Теперь засмеялись все. Глупая шутка разнеслась, как искра по сухой траве, и пожар запылал вовсю. Аудитория содрогалась от дружного скандирования: «У-бей! У-бей! У-бей!» Большие пальцы у всех опущены вниз: гладиатору Артему Матусевичу суждено погибнуть.
– Я еще раз приношу свои извинения, – невозмутимо повторил Шубин. Удивительно, но его негромкий четкий голос был прекрасно слышен во всеобщем обезьяньем гаме.
Матусевич сердечно улыбнулся.
– Ничего, брат, бывает. – Он обернулся к зрителям, широко раскинув руки. – Товарищи! Колизей закрывается на обед! Тушеную тигрятину можете получить в девятом секторе.
Он все-таки переиграл их. Добился, чтобы смеялись
Мы расселись на последнем ряду.
– Синячина будет? – поинтересовался Борька Лобан, откусив от бутерброда.
Матусевич повернулся к нему все с той же застывшей на губах улыбкой. Долю секунды я был уверен, что Артем заедет Лобану в челюсть, и, кажется, Борька решил точно так же. Надкушенный бутерброд выпал из его руки, мелькнул ужас.
– Иди сюда, шкура! – Артем, уже искренне смеясь, обхватил его за шею и потер коротко стриженную голову. – Сам ты синячина серпуховская!
Лекции по истории отечественного государства и права читал профессор Варфоломеев.
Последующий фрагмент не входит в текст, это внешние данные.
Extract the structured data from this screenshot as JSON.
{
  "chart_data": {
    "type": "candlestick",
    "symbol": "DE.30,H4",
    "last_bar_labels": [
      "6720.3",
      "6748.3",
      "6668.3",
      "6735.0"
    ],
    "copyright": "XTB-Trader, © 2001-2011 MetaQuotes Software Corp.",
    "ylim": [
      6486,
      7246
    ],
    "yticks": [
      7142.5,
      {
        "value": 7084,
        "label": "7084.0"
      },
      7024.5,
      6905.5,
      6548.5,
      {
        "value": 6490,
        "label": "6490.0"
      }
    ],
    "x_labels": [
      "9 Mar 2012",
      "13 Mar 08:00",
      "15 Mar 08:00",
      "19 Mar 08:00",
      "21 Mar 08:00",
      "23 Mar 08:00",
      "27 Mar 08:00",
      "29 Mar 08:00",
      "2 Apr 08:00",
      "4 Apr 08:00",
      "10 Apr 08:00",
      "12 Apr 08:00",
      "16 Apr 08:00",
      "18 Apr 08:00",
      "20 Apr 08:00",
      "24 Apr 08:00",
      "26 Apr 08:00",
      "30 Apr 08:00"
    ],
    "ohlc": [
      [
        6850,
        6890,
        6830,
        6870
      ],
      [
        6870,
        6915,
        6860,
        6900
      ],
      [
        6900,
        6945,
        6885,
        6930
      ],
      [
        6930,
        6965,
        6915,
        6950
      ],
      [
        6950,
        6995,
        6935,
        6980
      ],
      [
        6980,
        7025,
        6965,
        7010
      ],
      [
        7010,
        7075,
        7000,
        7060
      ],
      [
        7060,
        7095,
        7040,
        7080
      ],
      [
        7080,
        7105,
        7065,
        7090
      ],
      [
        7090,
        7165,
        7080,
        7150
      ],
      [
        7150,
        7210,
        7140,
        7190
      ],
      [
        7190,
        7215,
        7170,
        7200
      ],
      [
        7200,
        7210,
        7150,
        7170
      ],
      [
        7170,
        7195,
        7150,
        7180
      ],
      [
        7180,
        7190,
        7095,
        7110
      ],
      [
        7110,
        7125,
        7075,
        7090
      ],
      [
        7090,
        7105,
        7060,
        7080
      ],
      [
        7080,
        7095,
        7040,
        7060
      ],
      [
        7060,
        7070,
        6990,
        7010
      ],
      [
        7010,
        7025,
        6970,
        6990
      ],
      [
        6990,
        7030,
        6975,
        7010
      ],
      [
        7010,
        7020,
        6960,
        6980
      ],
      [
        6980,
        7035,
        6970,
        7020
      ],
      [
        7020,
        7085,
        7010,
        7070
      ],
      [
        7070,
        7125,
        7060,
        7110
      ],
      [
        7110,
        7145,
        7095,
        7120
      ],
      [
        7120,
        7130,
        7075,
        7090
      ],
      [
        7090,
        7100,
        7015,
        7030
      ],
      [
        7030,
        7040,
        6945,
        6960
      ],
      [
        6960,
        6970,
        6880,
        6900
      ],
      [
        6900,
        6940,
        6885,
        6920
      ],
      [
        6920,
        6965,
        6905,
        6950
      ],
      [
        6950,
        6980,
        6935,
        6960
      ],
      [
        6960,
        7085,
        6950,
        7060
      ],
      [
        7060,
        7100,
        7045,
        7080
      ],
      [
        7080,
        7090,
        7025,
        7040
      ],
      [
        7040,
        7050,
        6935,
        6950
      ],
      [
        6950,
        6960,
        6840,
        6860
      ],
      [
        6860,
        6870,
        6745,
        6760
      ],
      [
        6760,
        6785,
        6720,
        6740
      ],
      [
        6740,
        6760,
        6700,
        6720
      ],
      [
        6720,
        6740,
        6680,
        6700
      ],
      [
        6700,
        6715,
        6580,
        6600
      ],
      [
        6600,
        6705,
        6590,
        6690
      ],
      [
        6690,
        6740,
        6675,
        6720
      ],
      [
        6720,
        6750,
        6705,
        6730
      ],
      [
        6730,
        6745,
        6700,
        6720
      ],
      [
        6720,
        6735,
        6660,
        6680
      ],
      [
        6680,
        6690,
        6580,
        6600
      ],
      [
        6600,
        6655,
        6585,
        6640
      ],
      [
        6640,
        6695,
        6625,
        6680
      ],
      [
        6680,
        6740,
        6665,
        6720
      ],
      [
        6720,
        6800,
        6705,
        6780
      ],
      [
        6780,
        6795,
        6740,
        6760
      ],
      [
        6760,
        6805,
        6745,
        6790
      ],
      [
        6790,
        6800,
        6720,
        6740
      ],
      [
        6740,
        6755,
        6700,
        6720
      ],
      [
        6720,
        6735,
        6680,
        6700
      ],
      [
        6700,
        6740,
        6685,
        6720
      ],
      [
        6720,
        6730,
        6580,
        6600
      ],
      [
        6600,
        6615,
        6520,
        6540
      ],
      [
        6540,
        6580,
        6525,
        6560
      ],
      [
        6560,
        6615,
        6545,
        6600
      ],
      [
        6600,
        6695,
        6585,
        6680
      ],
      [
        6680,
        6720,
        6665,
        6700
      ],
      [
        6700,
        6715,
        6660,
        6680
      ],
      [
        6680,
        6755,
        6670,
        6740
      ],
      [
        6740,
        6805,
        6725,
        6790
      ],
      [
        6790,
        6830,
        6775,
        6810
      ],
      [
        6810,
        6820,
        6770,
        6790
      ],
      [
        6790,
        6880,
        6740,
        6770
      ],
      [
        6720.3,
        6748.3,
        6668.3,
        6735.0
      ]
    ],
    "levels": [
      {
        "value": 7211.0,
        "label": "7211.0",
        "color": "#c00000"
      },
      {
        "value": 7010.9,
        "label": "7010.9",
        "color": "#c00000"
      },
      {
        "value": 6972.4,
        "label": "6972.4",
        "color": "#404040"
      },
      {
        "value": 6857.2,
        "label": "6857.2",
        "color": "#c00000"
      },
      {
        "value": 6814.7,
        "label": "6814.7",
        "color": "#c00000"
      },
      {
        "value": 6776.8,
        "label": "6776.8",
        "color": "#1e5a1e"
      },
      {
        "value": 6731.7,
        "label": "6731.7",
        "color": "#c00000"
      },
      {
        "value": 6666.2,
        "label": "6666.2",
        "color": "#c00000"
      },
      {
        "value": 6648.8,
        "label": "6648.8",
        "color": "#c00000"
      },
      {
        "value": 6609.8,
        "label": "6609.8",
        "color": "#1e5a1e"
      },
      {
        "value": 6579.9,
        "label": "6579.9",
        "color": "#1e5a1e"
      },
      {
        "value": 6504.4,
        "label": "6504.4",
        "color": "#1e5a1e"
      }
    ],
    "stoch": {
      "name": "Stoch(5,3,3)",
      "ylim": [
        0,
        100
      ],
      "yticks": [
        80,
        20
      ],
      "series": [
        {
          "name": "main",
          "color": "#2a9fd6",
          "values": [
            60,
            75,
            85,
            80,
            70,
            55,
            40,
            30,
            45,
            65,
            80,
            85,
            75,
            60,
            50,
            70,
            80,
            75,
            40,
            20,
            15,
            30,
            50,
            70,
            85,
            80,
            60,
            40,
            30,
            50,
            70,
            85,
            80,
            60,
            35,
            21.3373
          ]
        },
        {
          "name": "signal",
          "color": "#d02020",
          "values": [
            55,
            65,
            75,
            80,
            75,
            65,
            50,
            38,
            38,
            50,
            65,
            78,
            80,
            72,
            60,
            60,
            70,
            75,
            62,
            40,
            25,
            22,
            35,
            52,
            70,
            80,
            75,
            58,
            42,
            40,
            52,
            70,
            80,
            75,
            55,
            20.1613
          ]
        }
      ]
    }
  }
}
Стремительно, несмотря на грузность, взлетал на кафедру, орлиным взором окидывал студентов, прокашливался, засовывал в рот незажженную сигарету, хлопал себя по лбу, словно только что вспомнив о запрете курения в стенах института, и с трагическим видом нес в ладонях сигарету к мусорному ведру. Это представление повторялось перед каждой лекцией и называлось «похороны бычка».
Однажды Варфоломеев привычно прокашлялся, сунул руку в карман и… На лице его отразилось отчаяние. Кто-то из студентов не растерялся: молниеносно подскочил и протянул пачку. Лектор одобрительно шевельнул бровью, пожевал фильтр, метко забросил сигарету в ведро и раскланялся, сорвав аплодисменты.
Был он неряшлив и пузат, отличался язвительностью, порой переходящей в грубость, обладал широчайшей эрудицией и всем девушкам говорил «кудрявая моя». Студенты его боготворили.